We arrived there very cheerful and well pleased with ourselves, to find all our old travelling companions waiting till the Custom House was open; the bishop and his party; the bad-tempered man and his family; a Russian and a Chinese student who were travelling together, and some others. They had been waiting in the cold for hours, and had not had their papers or luggage examined yet, so we had had the best of it after all.
And we scored yet once more, for "St. Raphael," who spoke fluent Finnish, at once secured the only cart to take our things over the ferry to the railway station about half a mile away.
It was borne in upon me during this journey what an immense country Russia is. From Torneo to Petrograd does not look far on the map, but we left Torneo on Wednesday night, and did not arrive in Petrograd till 12.30 A. M. on Saturday, about fifty-two hours' hard travelling to cover this little track—a narrow thread, almost lost the immensity of this great Empire.

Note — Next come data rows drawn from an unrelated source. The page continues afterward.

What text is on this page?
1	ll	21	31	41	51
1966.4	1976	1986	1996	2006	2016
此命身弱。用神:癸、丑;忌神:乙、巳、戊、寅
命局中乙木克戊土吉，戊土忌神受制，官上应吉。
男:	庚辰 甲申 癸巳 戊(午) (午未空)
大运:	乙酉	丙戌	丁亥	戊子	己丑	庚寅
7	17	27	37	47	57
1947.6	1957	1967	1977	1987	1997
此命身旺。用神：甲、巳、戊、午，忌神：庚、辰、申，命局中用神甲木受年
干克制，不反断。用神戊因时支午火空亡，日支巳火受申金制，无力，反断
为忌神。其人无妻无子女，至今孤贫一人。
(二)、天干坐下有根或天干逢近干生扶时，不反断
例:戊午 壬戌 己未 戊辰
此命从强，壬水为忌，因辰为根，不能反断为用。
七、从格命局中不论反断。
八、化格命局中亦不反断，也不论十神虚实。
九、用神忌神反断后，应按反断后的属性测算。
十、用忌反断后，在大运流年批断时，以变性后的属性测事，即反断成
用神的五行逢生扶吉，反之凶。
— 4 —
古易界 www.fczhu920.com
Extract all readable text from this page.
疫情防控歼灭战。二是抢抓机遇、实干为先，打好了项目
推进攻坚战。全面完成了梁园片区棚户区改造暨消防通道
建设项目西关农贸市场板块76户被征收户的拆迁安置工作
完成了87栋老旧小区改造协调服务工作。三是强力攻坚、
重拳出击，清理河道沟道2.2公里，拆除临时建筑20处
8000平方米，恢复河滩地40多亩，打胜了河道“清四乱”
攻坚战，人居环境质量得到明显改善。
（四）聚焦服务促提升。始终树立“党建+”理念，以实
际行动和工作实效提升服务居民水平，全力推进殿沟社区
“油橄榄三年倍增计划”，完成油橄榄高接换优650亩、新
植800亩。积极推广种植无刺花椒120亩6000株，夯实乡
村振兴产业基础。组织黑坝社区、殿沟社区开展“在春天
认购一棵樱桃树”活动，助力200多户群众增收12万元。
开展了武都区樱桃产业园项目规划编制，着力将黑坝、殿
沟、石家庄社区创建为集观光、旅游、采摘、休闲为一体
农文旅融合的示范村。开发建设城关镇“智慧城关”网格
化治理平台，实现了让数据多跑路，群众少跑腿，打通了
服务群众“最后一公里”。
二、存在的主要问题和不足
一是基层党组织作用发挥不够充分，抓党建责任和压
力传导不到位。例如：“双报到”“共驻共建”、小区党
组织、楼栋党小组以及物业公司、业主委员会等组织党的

Brittiupseeri Charles Edward Callwell kuittasi saman pätkän, samoihin aikoihin, kirjassa
Experiences of a Dug-out, 1914-1918 (1920) tekstillä
To the traveller without special credentials, the short journey from Haparanda to the railway-car at Tornea which is to bear him onwards must have been almost a foretaste of the Valley of the Shadow of Death. Even for the members of a military mission with "red passports," whose advent had been announced, it was one prolonged agony; and it would probably have been even worse when the intervening estuaries were not frozen over and when one had to take the ferry. All the formalities had to be gone through twice over because there was an island, although the Russian officials were the very pink of courtesy. One learns a great deal of geography on journeys of this kind; we had not realized the extent to which Finland, with its special money, its special language, and its special frontier worries, was distinct from Russia. The train took three days and nights between Stockholm and Petrograd, and one was supposed to fetch up at the terminus somewhere about midnight; but it always took two or three hours to get through the frontier station between Finland and Russia at the last moment, with the result that one might arrive at the capital at any hour of the early morning.